É sob este arcabouço teórico que o CIEDS vem conduzindo suas estratégias e ações, tendo a certeza de a defesa cotidiana da Democracia é uma responsabilidade de todo cidadão e especialmente de toda organização da sociedade civil.
Em iniciativa pioneira, estamos implementando no Ceará, em parceria com o SENAC e a UNIPACE - ALECE, a Escola de Liderança, Governança e Democracia, que tem como missão: “formar líderes conscientes de suas responsabilidades como cidadãos e como agentes de transformação global para um mundo mais sustentável e próspero. ” E como visão: “a democracia fortalecida e garantida a partir de estratégias de governança, processos formativos e engajamento cívico da sociedade civil”.
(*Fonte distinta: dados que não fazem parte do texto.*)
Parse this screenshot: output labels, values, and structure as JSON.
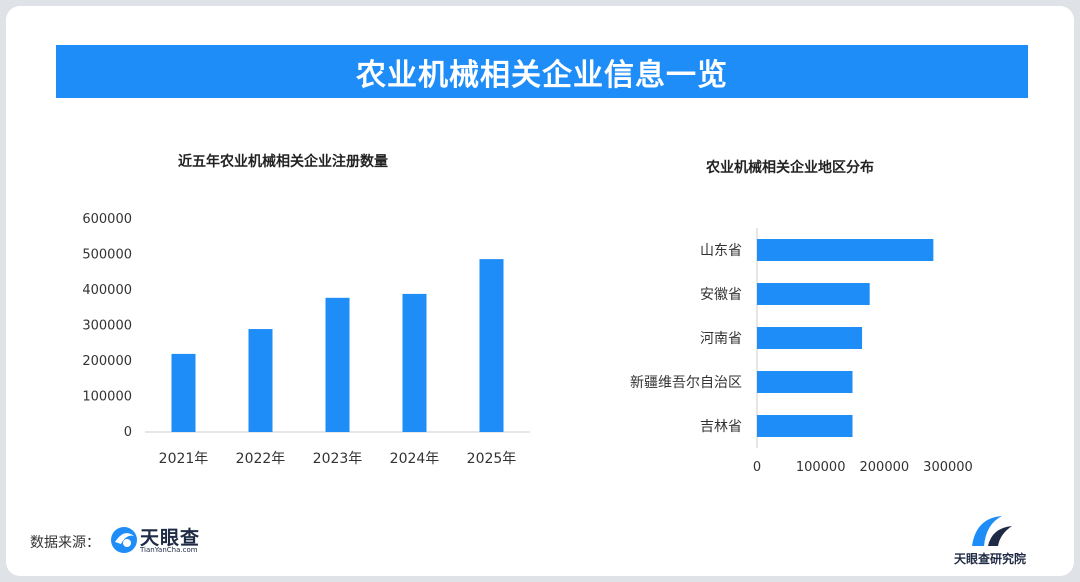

A Escola de Liderança, Governança e Democracia é uma estratégia que contribui para o fortalecimento das instituições, a formação de líderes e cidadãos e a promoção de uma governança mais eficiente, transparente e responsável. Atualmente composta por 4 grandes eixos formativos: Gestores Presentes; lideranças do futuro; Liderança e igualdade de gênero: mulheres 2030; e associativismo 2.0 e gestão.
Essa ação e todas as outras ações do CIEDS, assim como nossa adesão ao Pacto pela Democracia e Pacto Global, corroboram uma trajetória rumo à nossa visão: Um mundo mais equitativo, mais democrático, mais sustentável e com maior e melhores oportunidades sociais e econômicas para todos.
(1) PIKETTY, Thomas. Capital in the twenty-first century. Londres: The Belknap press of Harvard University press, 2014.
(2) SANTOS, B. S.; AVRITZER, L. Para ampliar o cânone democrático. In: ______(org.). Democratizar a democracia: os caminhos da democracia participativa. Rio de Janeiro: Civilização Brasileira, 678p, 2009.
(3) TILLY, Charles. Democracia. Tradução de Raquel Weiss. Rio de Janeiro : Petrópolis. Ed. Vozes. 2013
(4) DUPAS, Gilberto. A lógica econômica global e a revisão do Welfare State: a urgência de um novo pacto. In: Estud. av. vol.12 no.33 São Paulo May/Aug. 1998
(5) UNDP 2002. Human Development Report 2002. Deepening democracy in a fragmented world. United Nations, Development Programme (UNDP), Nova York.
(6) BOBBIO, Norberto. O futuro da democracia. 8. ed. rev. ampl. Tradução de Marco Aurélio Nogueira. São Paulo: Paz e Terra, 2000.
(7) THOMPSON, John B. A Mídia e a Modernidade. Petrópolis, RJ: Vozes. 1998.
(8) FUNG, ARCHON e WRIGHT, Erik O. (eds.). Deepening democracy: institutional innovations in empowered participatory governance. (Real Utopias Project). London: Verso, 2003.
(9) GASTIL, J. By Popular Demand: Revitalizing Representative Democracy Through Deliberative Elections. Berkeley, CA: University of California Press, 2000.